🤖 AI Summary
This study addresses the automated assessment of slide design flaws. We propose the first fine-grained, systematic taxonomy of presentation design defects and construct a high-quality annotated dataset comprising 2,400 slides, integrating collaborative expert labeling with crowdsourced fine-grained annotations. Leveraging this taxonomy, we design prompt strategies and conduct experiments using multimodal large language models (MLLMs) integrated with existing design evaluation pipelines. Results show that current MLLMs exhibit limited defect detection capability (F1 = 0.331–0.655), yet our taxonomy-informed approach significantly outperforms baselines. After AI-driven optimization, 82.0% of slides exhibited substantial quality improvement, with 87.8% of enhancements directly attributable to our taxonomy-guided prompting. Our core contribution is a principled, interpretable, and scalable framework for slide design defect assessment—establishing a novel paradigm for AI-augmented visual communication design.
📝 Abstract
Automated evaluation of specific graphic designs like presentation slides is an open problem. We present SlideAudit, a dataset for automated slide evaluation. We collaborated with design experts to develop a thorough taxonomy of slide design flaws. Our dataset comprises 2400 slides collected and synthesized from multiple sources, including a subset intentionally modified with specific design problems. We then fully annotated them using our taxonomy through strictly trained crowdsourcing from Prolific.
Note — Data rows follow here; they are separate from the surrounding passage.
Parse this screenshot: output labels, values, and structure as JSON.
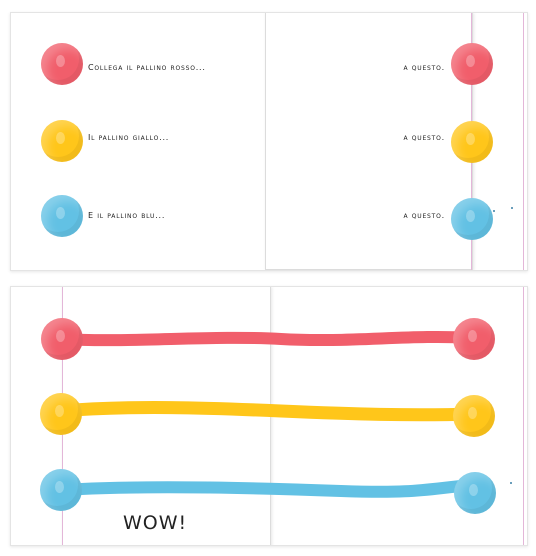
{
  "spread_top": {
    "left_page": {
      "lines": [
        "Collega il pallino rosso...",
        "Il pallino giallo...",
        "E il pallino blu..."
      ]
    },
    "right_page": {
      "lines": [
        "a questo.",
        "a questo.",
        "a questo."
      ]
    }
  },
  "spread_bottom": {
    "exclamation": "WOW!"
  },
  "colors": {
    "red": "#f15e6b",
    "yellow": "#ffc61a",
    "blue": "#62c1e4",
    "page_fold": "#e3b6d8"
  }
}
To evaluate whether AI is capable of identifying design flaws, we compared multiple large language models under different prompting strategies, and with an existing design critique pipeline. We show that AI models struggle to accurately identify slide design flaws, with F1 scores ranging from 0.331 to 0.655. Notably, prompting techniques leveraging our taxonomy achieved the highest performance. We further conducted a remediation study to assess AI's potential for improving slides. Among 82.0% of slides that showed significant improvement, 87.8% of them were improved more with our taxonomy, further demonstrating its utility.